After successive attempts of pushing vehicles across the world over the last decade did not yield the desired result, Mahindra & Mahindra (M&M) has re-worked its exports strategy which includes setting up of local offices and assembly plants in several countries, people aware of the development said.
The overseas project will be headed by Arvind Mathew, chief of international operations at M&M, and is aimed at increasing the contribution from exports to over 20% in the next five years, from around 8% now. Part of the strategy is also to mitigate the risk of losing volumes in the domestic market as was the case in the last five years, one of the persons said. “If one market doesn’t do well, there should be other markets to compensate for volume losses,” the person added.
The company had set up a local assembly plant in South Africa 20 months ago and in Sri Lanka in August this year. Future plans include setting up of assembly units in North Africa, South East Asia, East Africa and Central America. In FY19, exports of passenger vehicles jumped by a staggering 80% while shipments of commercial vehicle rose 22%. PV exports were up more than 4.5% of the total production while CV exports made up for 8.10%.

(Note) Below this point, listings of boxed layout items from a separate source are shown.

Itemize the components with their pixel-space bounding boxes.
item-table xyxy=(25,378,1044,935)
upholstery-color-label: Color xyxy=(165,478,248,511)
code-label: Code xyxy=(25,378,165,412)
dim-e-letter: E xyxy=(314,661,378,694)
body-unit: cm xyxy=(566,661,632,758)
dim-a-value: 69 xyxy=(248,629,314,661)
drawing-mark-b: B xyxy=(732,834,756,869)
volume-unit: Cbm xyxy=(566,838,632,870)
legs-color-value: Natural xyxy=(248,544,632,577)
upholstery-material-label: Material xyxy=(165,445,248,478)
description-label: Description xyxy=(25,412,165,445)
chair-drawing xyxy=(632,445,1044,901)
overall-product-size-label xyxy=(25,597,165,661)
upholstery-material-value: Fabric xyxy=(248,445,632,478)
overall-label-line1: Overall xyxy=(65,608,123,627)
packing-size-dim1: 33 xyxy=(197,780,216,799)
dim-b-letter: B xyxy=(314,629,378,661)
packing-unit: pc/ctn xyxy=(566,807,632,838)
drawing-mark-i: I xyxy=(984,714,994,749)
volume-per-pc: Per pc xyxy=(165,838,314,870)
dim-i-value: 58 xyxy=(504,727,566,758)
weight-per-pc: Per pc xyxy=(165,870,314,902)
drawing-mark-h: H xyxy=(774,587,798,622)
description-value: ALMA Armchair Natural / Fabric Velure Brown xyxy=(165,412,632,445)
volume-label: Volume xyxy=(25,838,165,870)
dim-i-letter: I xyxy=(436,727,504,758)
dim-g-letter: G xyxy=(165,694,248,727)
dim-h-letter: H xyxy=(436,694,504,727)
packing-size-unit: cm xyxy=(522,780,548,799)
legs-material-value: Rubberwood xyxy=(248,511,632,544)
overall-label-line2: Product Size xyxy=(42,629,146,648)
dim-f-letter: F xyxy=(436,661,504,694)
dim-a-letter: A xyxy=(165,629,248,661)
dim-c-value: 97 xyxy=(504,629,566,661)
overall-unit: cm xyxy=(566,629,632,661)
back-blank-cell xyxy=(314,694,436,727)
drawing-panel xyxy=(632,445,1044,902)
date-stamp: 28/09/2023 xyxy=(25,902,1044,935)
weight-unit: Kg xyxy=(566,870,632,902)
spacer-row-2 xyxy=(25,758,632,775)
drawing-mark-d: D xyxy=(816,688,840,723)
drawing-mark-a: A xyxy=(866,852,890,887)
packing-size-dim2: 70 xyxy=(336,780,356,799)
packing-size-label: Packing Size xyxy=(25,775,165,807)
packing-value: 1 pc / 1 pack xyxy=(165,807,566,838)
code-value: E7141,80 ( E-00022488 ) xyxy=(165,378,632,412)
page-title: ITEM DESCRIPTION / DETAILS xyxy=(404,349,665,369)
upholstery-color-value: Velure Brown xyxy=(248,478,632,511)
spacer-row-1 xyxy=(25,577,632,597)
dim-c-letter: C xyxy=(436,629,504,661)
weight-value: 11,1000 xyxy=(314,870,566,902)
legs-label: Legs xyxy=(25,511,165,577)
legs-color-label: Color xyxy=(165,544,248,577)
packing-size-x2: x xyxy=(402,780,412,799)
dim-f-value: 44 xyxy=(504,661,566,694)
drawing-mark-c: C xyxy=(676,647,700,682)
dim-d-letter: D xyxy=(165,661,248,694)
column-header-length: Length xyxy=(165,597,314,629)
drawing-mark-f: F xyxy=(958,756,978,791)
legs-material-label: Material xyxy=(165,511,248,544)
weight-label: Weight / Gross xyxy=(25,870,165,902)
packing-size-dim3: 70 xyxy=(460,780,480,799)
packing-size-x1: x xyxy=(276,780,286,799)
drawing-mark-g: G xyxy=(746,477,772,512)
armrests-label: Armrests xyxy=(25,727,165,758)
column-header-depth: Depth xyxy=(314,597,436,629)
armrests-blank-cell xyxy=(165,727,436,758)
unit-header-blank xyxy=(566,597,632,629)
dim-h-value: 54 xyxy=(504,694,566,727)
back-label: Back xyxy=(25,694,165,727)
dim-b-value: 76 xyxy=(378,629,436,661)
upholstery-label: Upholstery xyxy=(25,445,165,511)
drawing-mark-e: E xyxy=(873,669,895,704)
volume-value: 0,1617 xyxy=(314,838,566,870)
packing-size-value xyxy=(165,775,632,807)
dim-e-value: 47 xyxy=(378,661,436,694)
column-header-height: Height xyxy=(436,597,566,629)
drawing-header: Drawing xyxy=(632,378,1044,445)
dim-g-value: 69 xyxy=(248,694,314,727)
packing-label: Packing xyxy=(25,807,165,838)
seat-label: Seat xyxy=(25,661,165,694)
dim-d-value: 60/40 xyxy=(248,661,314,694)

Efforts to boost overseas shipments since 2010 did not yield the desired result as contribution remained largely in the range of 5-7%. In FY18, exports of passenger vehicle was a dismal 2.63% of the total production, while commercial vehicle shipments was at 7.8% of the output. Rather than simply exporting from India, the company has decided to join hands with local partners and station a team of people in countries like Africa, Bangladesh, Indonesia and parts of Europe.
When contacted, Mathew of Mahindra said each assembly or base will cater to several countries. For instance, demand in the African countries will be fulfilled through a base in South Africa and Indonesia will cater to the southeast Asian markets. “Our approach has changed over the last three years to be more aggressive in the local market in terms of opening local offices as well as working with local people,” Mathew told FE.
The company has opened 10 local or liaison offices in the last three-four years and more such offices are planned in countries where the company will start exporting in coming years. Mahindra did not reveal the investments required in setting up assembly plants but an estimated Rs 70-100 crore is spent in one such plants. In Sri Lanka, for instance, the plant was built at Rs 80 crore in collaboration with a local partner Ideal Motors, in a 65:35 equity ratio.
Mahindra started off with assembling compact SUV KUV100 for the local market and has plans to roll out more products over the next three years. In the April-October period, PV exports accounted for around 7% of the total production. The revised strategy will not only be limited to cars and commercial vehicles, but also tractors and three-wheelers.